VoyageMPDの最新版(0.9ではDSD再生もサポート)、とスペシャルチューニング版をそれぞれ別のCF(コンパクトフラッシュ)メモリにインストールし、このCFメモリの差し替えによって比較をしてみるという方法である。当然ながら、USB DDC(JAVS X-DDC)以降は全く同一とした。なお、合わせて汎用PCにインストールしたVoyageMPD0.9とも比較したが、こちらはUSB DDCとして日頃よりメインに利用しているDDC192-FD-SPWを使用した。なお、楽曲ファイルは16bit/44.1KHzのFLACファイル(Uncompressed)である。

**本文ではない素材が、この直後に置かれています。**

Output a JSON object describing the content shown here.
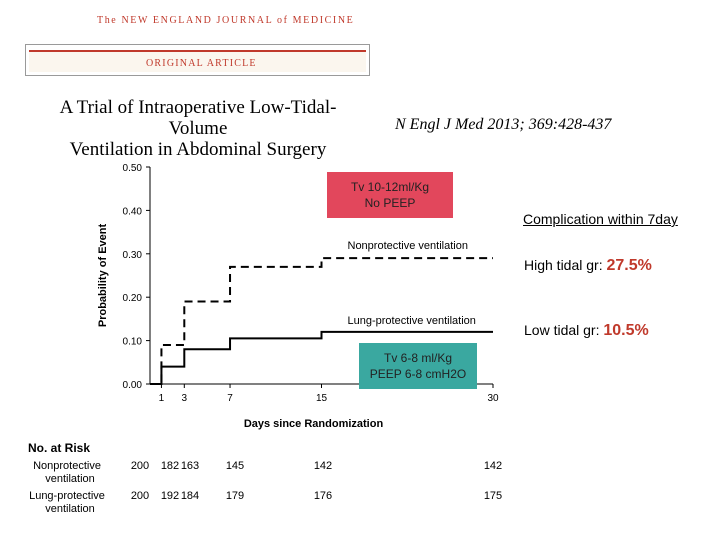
{
  "journal": "The NEW ENGLAND JOURNAL of MEDICINE",
  "banner": "ORIGINAL ARTICLE",
  "title_line1": "A Trial of Intraoperative Low-Tidal-Volume",
  "title_line2": "Ventilation in Abdominal Surgery",
  "citation": "N Engl J Med 2013; 369:428-437",
  "annotations": {
    "high_box": {
      "line1": "Tv 10-12ml/Kg",
      "line2": "No PEEP",
      "color": "#e2475c"
    },
    "low_box": {
      "line1": "Tv 6-8 ml/Kg",
      "line2": "PEEP 6-8 cmH2O",
      "color": "#3aa8a0"
    }
  },
  "complication": {
    "title": "Complication within 7day",
    "high_label": "High tidal gr: ",
    "high_value": "27.5%",
    "low_label": "Low tidal gr: ",
    "low_value": "10.5%"
  },
  "chart_data": {
    "type": "line",
    "style": "step",
    "ylabel": "Probability of Event",
    "xlabel": "Days since Randomization",
    "ylim": [
      0,
      0.5
    ],
    "xlim": [
      0,
      30
    ],
    "yticks": [
      "0.00",
      "0.10",
      "0.20",
      "0.30",
      "0.40",
      "0.50"
    ],
    "xticks": [
      "1",
      "3",
      "7",
      "15",
      "30"
    ],
    "series": [
      {
        "name": "Nonprotective ventilation",
        "dash": true,
        "x": [
          0,
          1,
          1,
          3,
          3,
          7,
          7,
          15,
          15,
          30
        ],
        "y": [
          0,
          0,
          0.09,
          0.09,
          0.19,
          0.19,
          0.27,
          0.27,
          0.29,
          0.29
        ]
      },
      {
        "name": "Lung-protective ventilation",
        "dash": false,
        "x": [
          0,
          1,
          1,
          3,
          3,
          7,
          7,
          15,
          15,
          30
        ],
        "y": [
          0,
          0,
          0.04,
          0.04,
          0.08,
          0.08,
          0.105,
          0.105,
          0.12,
          0.12
        ]
      }
    ],
    "risk_table": {
      "title": "No. at Risk",
      "rows": [
        {
          "label_line1": "Nonprotective",
          "label_line2": "ventilation",
          "values": [
            "200",
            "182",
            "163",
            "145",
            "142",
            "142"
          ]
        },
        {
          "label_line1": "Lung-protective",
          "label_line2": "ventilation",
          "values": [
            "200",
            "192",
            "184",
            "179",
            "176",
            "175"
          ]
        }
      ]
    }
  }
}
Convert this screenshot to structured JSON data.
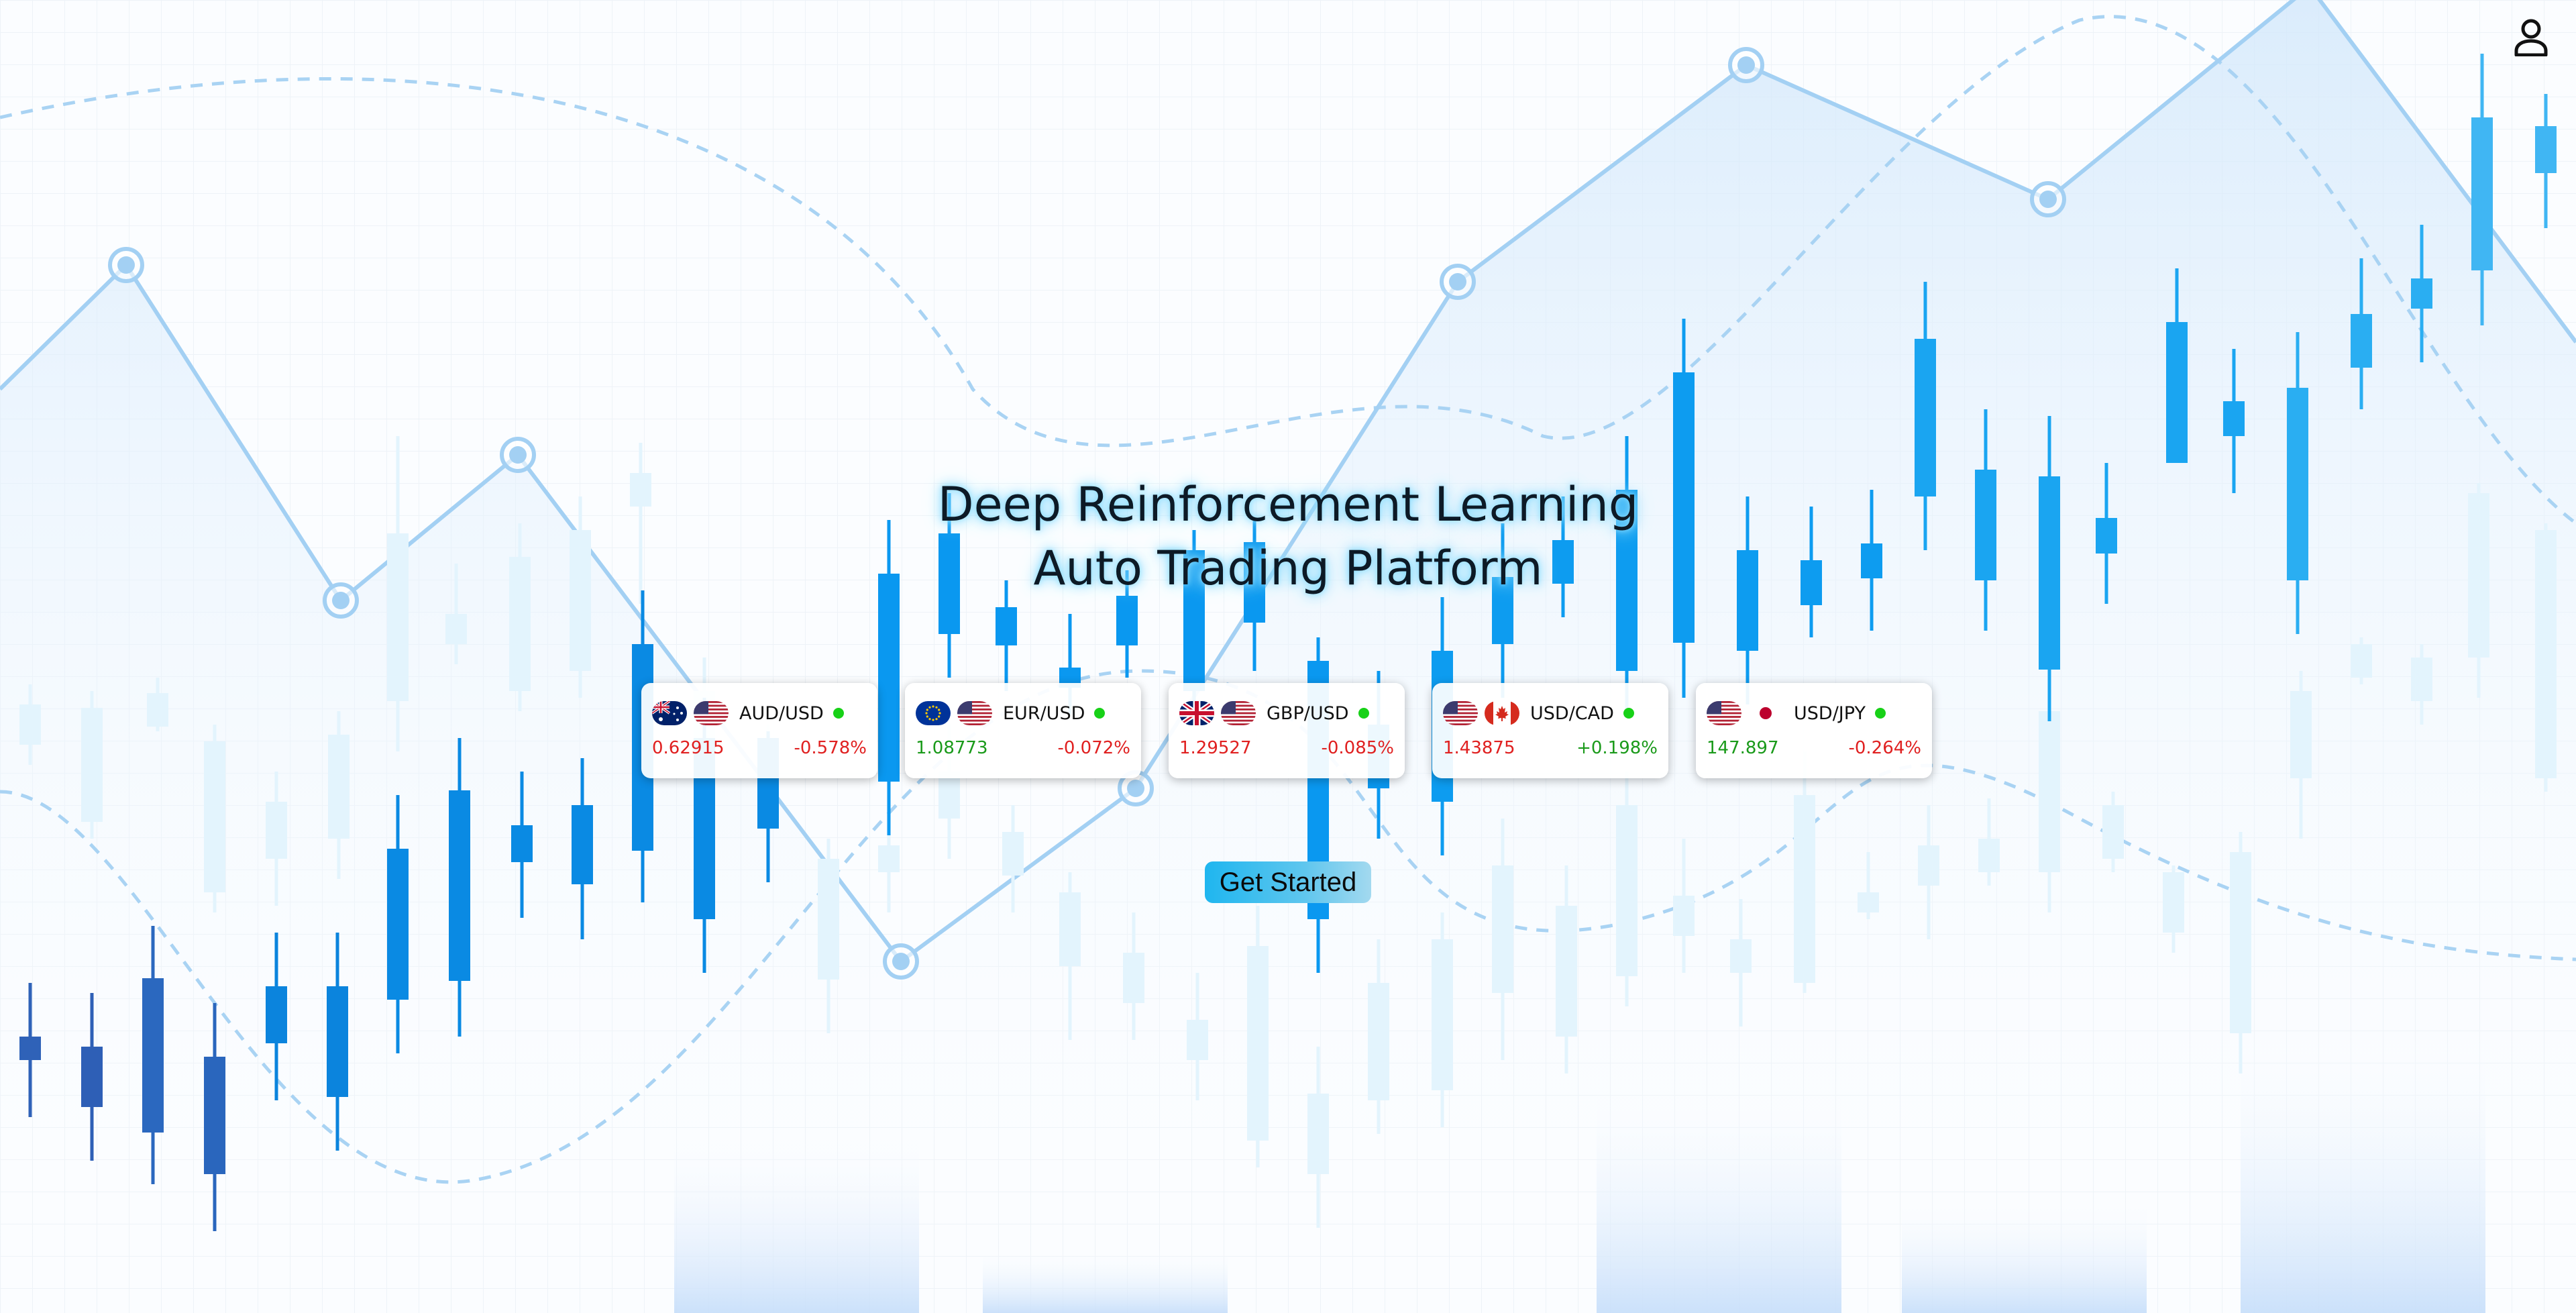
{
  "hero": {
    "title_line1": "Deep Reinforcement Learning",
    "title_line2": "Auto Trading Platform",
    "cta_label": "Get Started"
  },
  "header": {
    "user_icon": "user-icon"
  },
  "tickers": [
    {
      "pair": "AUD/USD",
      "price": "0.62915",
      "change": "-0.578%",
      "direction": "down",
      "flags": [
        "au",
        "us"
      ],
      "status": "live"
    },
    {
      "pair": "EUR/USD",
      "price": "1.08773",
      "change": "-0.072%",
      "direction": "up",
      "flags": [
        "eu",
        "us"
      ],
      "status": "live"
    },
    {
      "pair": "GBP/USD",
      "price": "1.29527",
      "change": "-0.085%",
      "direction": "down",
      "flags": [
        "gb",
        "us"
      ],
      "status": "live"
    },
    {
      "pair": "USD/CAD",
      "price": "1.43875",
      "change": "+0.198%",
      "direction": "down",
      "flags": [
        "us",
        "ca"
      ],
      "status": "live"
    },
    {
      "pair": "USD/JPY",
      "price": "147.897",
      "change": "-0.264%",
      "direction": "up",
      "flags": [
        "us",
        "jp"
      ],
      "status": "live"
    }
  ],
  "colors": {
    "price_up": "#1a9a1a",
    "price_down": "#e02020",
    "change_up": "#1a9a1a",
    "change_down": "#e02020",
    "live": "#17d117",
    "candle_main": "#0a8fe8",
    "candle_light": "#dff3fd"
  }
}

ケース1: ALIX3D2+VoyageMPD0.9+JAVS X-DDC(XMOSベース)
ケース2: ALIX3D2+VoyageMPD Special Tuning Version+JAVS X-DDC(XMOSベース)
ケース3: 汎用PC+VoyageMPD0.9+DDC192-FD-PSW(TE-8802Lベース)

我が家のデジタルフロントエンド達: デジチャンに渡す前のデジタルパートを担当。

(注記)感慨深いのはその価格。デジイコを加えた4機種の合計でもやっと8万円を超えるくらい。音の入り口のキープレーヤであるにも係わらずオーディオ機器(?)としては何とも安い。

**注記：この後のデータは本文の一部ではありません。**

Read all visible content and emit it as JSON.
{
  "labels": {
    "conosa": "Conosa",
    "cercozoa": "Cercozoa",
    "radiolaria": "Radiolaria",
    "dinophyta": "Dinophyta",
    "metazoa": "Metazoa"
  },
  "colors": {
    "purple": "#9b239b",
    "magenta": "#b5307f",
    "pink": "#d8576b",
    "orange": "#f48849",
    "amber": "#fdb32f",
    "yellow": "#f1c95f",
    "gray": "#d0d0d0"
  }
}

まずはケース3の汎用PCから。今回の比較試聴に伴い0.8.5から0.9に変更したが、まあ聴きなれた再生音であり、良い音である。0.9となった音の変化は特段感じられない。さてケース1であるが、こちらも従来と同じで汎用PCと比較して格別に音が変わった、良くなった、との印象は受けない。このような結果から、ケース2のスペシャルチューニング版にもそれほどの期待感を持って臨まなかった。

が、しかし、である。

音楽の表情が何だか良いのである。少しサラリとしてはいるのだが、きめ細かい。質感が良い、というのだろうか。やはり世の中の評判というものを侮ってはならない。もちろんガラッと違う、という程ではないが、クラッシック系を中心に聴く当方としては、かなり好ましい。従い、この構成がそのままメイン環境に格上げ、居座ることとなってしまった。

これだからオーディオの世界は恐ろしい。楽しい。もっと早く試せば良かったと後悔、である。

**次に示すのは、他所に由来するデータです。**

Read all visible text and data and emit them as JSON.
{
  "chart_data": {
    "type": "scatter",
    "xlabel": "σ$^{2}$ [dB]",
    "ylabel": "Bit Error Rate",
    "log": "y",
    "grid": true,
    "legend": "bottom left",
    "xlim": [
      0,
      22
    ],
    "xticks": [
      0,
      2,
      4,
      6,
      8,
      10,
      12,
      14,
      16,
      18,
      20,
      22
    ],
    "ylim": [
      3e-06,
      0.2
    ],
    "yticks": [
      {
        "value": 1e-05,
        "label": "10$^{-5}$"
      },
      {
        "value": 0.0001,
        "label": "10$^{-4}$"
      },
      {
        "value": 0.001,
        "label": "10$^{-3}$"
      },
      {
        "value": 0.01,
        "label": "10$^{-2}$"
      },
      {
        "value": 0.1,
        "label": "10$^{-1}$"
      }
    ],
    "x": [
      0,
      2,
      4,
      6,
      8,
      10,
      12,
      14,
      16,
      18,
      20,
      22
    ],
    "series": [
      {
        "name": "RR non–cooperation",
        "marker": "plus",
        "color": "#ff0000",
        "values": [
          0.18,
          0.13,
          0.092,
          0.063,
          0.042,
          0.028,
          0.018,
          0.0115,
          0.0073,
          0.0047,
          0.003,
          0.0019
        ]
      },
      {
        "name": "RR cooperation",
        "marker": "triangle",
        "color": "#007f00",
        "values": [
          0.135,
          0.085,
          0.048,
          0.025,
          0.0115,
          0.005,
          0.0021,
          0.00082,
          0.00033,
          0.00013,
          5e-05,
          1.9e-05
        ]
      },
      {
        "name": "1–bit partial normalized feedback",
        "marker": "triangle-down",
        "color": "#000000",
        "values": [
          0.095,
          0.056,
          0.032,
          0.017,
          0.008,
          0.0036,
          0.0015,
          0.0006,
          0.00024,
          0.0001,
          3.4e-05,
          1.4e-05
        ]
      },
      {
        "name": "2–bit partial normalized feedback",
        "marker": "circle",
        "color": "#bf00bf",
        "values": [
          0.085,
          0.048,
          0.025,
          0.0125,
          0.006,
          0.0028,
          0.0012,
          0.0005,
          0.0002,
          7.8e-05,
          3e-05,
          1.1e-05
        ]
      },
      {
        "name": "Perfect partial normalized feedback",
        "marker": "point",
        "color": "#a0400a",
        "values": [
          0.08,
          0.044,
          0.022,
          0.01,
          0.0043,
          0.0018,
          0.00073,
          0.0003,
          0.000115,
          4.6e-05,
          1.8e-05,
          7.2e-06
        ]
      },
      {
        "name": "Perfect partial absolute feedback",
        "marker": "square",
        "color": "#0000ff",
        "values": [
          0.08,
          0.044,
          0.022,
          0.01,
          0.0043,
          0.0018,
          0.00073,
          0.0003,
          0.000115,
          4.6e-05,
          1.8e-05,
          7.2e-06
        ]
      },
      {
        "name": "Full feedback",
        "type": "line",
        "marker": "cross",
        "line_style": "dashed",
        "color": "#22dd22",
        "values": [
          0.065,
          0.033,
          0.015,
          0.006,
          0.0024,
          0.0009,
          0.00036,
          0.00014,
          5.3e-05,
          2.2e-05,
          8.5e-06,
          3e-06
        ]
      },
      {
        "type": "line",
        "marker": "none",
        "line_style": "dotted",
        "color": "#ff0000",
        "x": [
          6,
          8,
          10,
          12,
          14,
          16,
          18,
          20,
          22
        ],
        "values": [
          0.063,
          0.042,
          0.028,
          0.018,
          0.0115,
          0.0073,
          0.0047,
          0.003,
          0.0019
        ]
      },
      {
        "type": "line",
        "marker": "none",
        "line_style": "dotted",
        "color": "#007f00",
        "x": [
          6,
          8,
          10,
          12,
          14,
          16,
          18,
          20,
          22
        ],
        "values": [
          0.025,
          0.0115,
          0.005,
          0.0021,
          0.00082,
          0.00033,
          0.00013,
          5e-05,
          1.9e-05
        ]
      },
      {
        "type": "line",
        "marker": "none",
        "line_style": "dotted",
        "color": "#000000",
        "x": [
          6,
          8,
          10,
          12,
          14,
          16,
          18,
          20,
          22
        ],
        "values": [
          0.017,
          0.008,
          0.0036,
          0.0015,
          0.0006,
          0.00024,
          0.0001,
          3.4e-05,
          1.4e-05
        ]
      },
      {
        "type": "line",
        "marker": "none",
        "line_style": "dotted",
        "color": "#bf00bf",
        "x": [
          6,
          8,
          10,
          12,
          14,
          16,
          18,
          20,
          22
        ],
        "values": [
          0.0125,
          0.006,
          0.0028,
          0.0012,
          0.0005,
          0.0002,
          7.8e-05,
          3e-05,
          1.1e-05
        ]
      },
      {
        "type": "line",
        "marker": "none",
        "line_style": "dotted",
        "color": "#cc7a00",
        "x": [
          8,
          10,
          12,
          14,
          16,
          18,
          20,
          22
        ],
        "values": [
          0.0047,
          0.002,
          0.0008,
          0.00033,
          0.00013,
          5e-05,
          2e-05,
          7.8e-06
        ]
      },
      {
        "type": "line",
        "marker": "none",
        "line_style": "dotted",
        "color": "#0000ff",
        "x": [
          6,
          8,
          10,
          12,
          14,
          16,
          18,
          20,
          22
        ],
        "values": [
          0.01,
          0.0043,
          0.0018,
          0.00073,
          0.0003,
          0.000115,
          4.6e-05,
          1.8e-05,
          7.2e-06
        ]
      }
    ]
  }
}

(参考)ALIX3D2におけるVoyageMPDのバージョン管理(含むバックアップ)は汎用PC上のイメージファイルとして行っている。これは基本的なVoyageMPDの設定ならびに楽曲ファイルのDB更新を行った後、 DDforWindows というユーティリティ(イメージファイルをCFに書き込むのにも使用するソフト)の「読み込み」という機能を使用して、設定完了後のCFメモリの内容をイメージファイルとして吸出し、これを保管・管理するというもの。これによって2枚程度のCFメモリがあれば済むし、必要な過去バージョンをすぐにCFメモリに書き出せるため、mpd.confなどの内容を変に弄ってしまっても元に戻せなくなる心配が無く、バックアップ用としても重宝している。

おまけ:最早手放せないリモコン二体。

人間は楽な方向にはいとも容易(たやす)く流れて行く。この二つのリモコンによって、最早リスニングチェアーから立ち上がる必要すら無くなってしまった。VoyageMPDの再生コントロール用のmPODは操作性や画面デザインも極めて秀逸である。また、デジタルボリュームによる音量調節はしたくないので、アナログボリュームの音量調節もリモコンで。こりゃ、ラクチン過ぎて運動不足、健康には悪いかも。